Over dense canopies, IR remote sensing provides information on the canopy water status. Both canopy evapotranspiration and canopy stomatal conductance can be inferred, through inversion of models describing the transfers between soil, vegetation and atmosphere using midday radiometric temperatures. Soil parameters are initialized using calibrated functions with soil moisture measurements. Vegetation density and height are measured. The single parameter which remains to be determined is the canopy stomatal conductance. To simplify the remote-sensed inversion, we use a simple parameterization of the leaf conductance. The leaf conductance is only a function of the incident solar flux and of a coefficient related to the level of midday leaf stomatal conductance. The latter coefficient is derived through model inversion.
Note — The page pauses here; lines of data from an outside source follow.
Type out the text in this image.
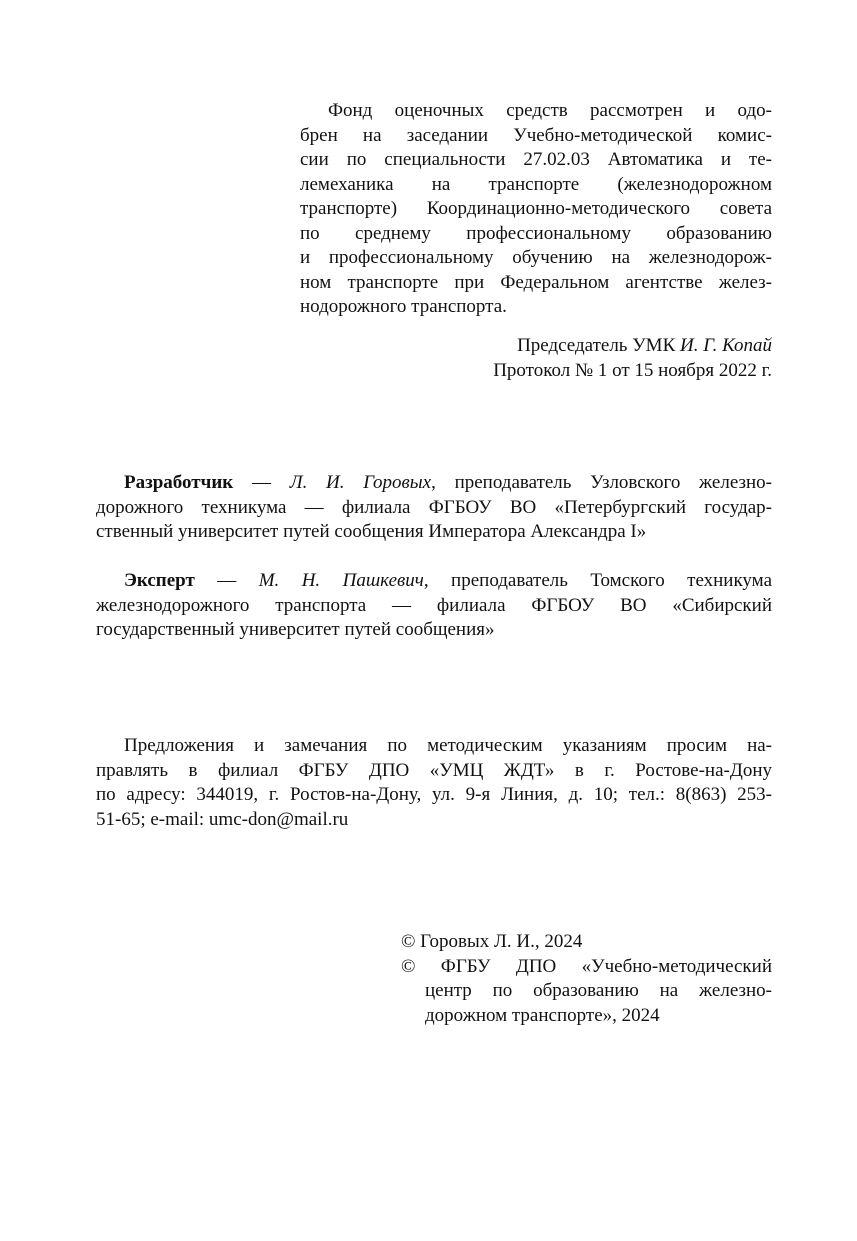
Фонд оценочных средств рассмотрен и одо-
брен на заседании Учебно-методической комис-
сии по специальности 27.02.03 Автоматика и те-
лемеханика на транспорте (железнодорожном
транспорте) Координационно-методического совета
по среднему профессиональному образованию
и профессиональному обучению на железнодорож-
ном транспорте при Федеральном агентстве желез-
нодорожного транспорта.
Председатель УМК И. Г. Копай
Протокол № 1 от 15 ноября 2022 г.
Разработчик — Л. И. Горовых, преподаватель Узловского железно-
дорожного техникума — филиала ФГБОУ ВО «Петербургский государ-
ственный университет путей сообщения Императора Александра I»
Эксперт — М. Н. Пашкевич, преподаватель Томского техникума
железнодорожного транспорта — филиала ФГБОУ ВО «Сибирский
государственный университет путей сообщения»
Предложения и замечания по методическим указаниям просим на-
правлять в филиал ФГБУ ДПО «УМЦ ЖДТ» в г. Ростове-на-Дону
по адресу: 344019, г. Ростов-на-Дону, ул. 9-я Линия, д. 10; тел.: 8(863) 253-
51-65; e-mail: umc-don@mail.ru
© Горовых Л. И., 2024
© ФГБУ ДПО «Учебно-методический
центр по образованию на железно-
дорожном транспорте», 2024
This method is evaluated using data from a field experiment over soybean, carried out in 1990 at the INRA Research Centre at Avignon, associating brightness temperature measurements with measurements of surface fluxes and soil and vegetation parameters throughout the crop cycle. The evaluation of evapotranspiration and leaf stomatal conductance changes is very promising. They show good correlations with experimental seasonal evolution and only slight underestimations (-0.5 mm day(-1) and -0.002 m s(-1)). The inferred midday leaf stomatal conductance can be related to the temporal variations of the environmental factors controlling the stomata aperture, as the leaf water potential and the in-canopy vapour pressure deficit. This is done using the response functions of conductance calibrated by Olioso (These de Doctorat, Universite de Montpellier, 1992). It opens the potentiality of incorporating this remote-sensed information of plant water status into crop growth modelling, particularly for monitoring the water stress module.